Emmanuel Macron a ajouté en défendant le projet, que la France pourrait s’appuyer sur l’ « actif » des JO 2024. « Nous sommes très conscients que nous sommes à un tournant de l’industrie de la montagne », a-t-il ajouté.
Le bon dossier des Alpes françaises
Les Alpes françaises sont parmi les plus belles montagnes du monde, ce qui explique un ensemble d’infrastructures déjà présentes pour accueillir un grand nombre de touristes. Les Jeux olympiques d’hiver 2030 seraient prévus autour de plusieurs pôles dans quatre départements.
La Savoie, forte de son héritage des JO d’Albertville en 1992, rafle les compétitions-reines de ski alpin dans ses stations huppées de Courchevel et Méribel – qui ont accueilli ces dernières années plusieurs épreuves de Coupe du monde. S’ajoutent le saut à ski pour Méribel et l’épreuve de ski de fond du combiné nordique pour Courchevel. La station de la Plagne obtient les sports de glisse (bobsleigh, skeleton, luge), sur une structure héritée des Jeux de 1992 qui doit être modernisée. Enfin, le village de Bozel accueillera un village olympique relié à Courchevel par téléphérique. Les dirigeants savoyards, comme l’ancien champion de ski alpin Jean-Claude Killy, s’efforcent aussi de convaincre le CIO d’inclure dans la liste la station « incontournable » de Val-d’Isère.
Le biathlon est déjà prévu dans la station du Grand-Bornand avec ses pistes homologuées habituées aux Championnats du monde et la Coupe du monde de cette discipline. Située à 1300 mètres d’altitude, la station défraie toutefois régulièrement la chronique en raison de son recours à la neige artificielle. Le ski de fond se déroulera à La Clusaz sur un site à 1400 mètres d’altitude, avec un accès routier jugé par le CIO « limité mais suffisant pour assurer un service de navette depuis le village ».
Nice doit aussi accueillir la cérémonie de clôture, le lieu pour la cérémonie d’ouverture restant à déterminer entre Albertville, Chamonix et Grenoble. Pour les compétitions, le stade Allianz Rivera, antre du football, serait « transformé en temple du hockey sur glace, avec deux patinoires et plus de 30.000 places », selon le président délégué de la région Christian Estrosi.

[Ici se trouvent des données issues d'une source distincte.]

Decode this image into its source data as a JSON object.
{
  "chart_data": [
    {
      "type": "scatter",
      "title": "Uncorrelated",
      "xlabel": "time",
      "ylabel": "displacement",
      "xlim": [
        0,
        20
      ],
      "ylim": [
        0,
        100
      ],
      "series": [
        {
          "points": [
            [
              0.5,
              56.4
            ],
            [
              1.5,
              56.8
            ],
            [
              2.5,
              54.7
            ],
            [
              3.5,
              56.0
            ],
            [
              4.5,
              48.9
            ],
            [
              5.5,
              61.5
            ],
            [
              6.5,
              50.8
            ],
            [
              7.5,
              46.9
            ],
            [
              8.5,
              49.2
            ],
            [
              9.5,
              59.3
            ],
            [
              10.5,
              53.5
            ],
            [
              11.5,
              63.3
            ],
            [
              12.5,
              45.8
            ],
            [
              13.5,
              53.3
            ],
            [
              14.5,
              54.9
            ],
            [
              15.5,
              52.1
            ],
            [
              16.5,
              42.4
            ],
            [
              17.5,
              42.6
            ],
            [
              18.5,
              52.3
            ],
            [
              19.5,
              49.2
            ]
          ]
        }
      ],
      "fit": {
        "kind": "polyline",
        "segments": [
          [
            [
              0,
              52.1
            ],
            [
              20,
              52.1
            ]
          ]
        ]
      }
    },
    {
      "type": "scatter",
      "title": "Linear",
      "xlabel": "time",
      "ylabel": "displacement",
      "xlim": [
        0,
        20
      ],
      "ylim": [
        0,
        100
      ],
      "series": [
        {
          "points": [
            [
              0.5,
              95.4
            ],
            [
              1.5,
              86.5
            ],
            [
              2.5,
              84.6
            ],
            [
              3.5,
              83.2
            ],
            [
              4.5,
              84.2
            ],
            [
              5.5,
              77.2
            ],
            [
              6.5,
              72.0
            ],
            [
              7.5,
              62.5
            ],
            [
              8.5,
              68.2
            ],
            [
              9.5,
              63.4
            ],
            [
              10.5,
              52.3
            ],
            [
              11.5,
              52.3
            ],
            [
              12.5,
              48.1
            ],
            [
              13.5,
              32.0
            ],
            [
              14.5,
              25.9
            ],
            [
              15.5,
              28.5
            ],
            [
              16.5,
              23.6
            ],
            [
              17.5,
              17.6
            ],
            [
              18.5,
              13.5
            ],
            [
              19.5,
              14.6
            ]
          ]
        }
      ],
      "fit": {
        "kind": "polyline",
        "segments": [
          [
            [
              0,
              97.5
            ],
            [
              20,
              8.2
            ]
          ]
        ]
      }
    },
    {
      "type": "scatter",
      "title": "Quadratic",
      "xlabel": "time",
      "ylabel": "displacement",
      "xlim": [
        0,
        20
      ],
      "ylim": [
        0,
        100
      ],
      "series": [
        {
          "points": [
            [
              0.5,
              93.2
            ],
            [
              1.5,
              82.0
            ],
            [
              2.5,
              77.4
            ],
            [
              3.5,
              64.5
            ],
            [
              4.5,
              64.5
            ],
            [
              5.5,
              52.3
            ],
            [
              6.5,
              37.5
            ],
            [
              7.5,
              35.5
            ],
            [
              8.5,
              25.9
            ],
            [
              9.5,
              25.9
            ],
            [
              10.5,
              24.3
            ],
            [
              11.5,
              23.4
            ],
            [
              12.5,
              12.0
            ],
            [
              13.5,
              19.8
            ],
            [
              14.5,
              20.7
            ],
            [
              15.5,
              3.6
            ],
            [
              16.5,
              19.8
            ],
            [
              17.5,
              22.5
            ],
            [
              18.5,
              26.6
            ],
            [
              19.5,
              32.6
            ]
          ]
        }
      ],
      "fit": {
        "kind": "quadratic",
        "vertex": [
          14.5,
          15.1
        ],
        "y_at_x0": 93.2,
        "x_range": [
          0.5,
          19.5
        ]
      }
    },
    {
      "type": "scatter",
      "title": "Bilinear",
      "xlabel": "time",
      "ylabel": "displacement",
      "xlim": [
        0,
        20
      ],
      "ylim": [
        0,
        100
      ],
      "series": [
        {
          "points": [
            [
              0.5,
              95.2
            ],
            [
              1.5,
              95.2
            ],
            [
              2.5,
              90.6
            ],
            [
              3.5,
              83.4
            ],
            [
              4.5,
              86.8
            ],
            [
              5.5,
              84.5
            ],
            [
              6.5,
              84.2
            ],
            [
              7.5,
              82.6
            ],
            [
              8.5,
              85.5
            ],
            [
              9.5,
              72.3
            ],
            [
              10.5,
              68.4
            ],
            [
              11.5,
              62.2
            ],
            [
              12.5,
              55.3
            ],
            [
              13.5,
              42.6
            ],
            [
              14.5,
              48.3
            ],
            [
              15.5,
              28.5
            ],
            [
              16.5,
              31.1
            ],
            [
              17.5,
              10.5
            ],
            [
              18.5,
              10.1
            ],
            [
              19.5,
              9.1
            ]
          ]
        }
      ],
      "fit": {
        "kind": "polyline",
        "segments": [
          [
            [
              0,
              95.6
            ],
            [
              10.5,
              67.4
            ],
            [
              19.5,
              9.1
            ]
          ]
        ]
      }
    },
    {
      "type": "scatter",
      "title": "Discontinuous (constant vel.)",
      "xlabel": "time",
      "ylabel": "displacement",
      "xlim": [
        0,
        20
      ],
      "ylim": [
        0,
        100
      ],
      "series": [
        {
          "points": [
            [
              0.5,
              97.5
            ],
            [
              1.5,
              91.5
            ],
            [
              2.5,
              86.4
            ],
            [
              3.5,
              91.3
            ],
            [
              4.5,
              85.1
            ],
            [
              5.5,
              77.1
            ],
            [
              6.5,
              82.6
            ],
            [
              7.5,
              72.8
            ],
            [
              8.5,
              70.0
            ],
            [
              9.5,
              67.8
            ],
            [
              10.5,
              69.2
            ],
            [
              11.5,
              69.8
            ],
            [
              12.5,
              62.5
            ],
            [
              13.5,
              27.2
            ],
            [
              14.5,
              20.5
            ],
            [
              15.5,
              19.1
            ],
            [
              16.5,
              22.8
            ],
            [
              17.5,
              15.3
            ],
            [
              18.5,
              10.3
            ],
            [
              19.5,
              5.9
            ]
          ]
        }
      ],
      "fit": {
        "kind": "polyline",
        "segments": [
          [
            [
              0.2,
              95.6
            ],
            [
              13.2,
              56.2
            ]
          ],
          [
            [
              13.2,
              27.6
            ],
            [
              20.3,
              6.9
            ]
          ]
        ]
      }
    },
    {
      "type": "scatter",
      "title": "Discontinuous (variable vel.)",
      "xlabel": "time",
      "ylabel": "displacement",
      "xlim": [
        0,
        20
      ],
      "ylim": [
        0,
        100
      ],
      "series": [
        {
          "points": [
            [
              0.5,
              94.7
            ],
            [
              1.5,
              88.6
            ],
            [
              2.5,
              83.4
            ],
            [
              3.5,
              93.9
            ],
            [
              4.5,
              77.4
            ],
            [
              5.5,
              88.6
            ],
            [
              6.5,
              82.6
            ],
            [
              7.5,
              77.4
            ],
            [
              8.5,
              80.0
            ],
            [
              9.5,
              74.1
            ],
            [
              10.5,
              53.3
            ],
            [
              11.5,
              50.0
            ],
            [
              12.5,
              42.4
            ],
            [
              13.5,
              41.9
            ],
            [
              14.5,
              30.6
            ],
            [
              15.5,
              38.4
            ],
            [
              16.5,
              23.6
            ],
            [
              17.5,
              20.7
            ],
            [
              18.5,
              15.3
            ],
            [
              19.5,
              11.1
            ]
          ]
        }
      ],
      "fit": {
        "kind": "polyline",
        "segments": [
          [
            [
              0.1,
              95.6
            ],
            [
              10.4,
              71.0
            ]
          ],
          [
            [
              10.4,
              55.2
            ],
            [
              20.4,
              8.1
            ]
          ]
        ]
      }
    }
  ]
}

Bien sûr le chemin est encore long. « Les plans relatifs au réseau routier olympique reliant les quatre zones doivent être affinés » et les capacités en termes de spectateurs « examinées attentivement pour être réalistes compte tenu des capacités de transport », notait le CIO dans son rapport de juin. « Les infrastructures de transport existantes et prévues peuvent répondre aux besoins des Jeux olympiques, avec quelques réserves toutefois dans les zones de montagne où les routes sont étroites », selon ce document.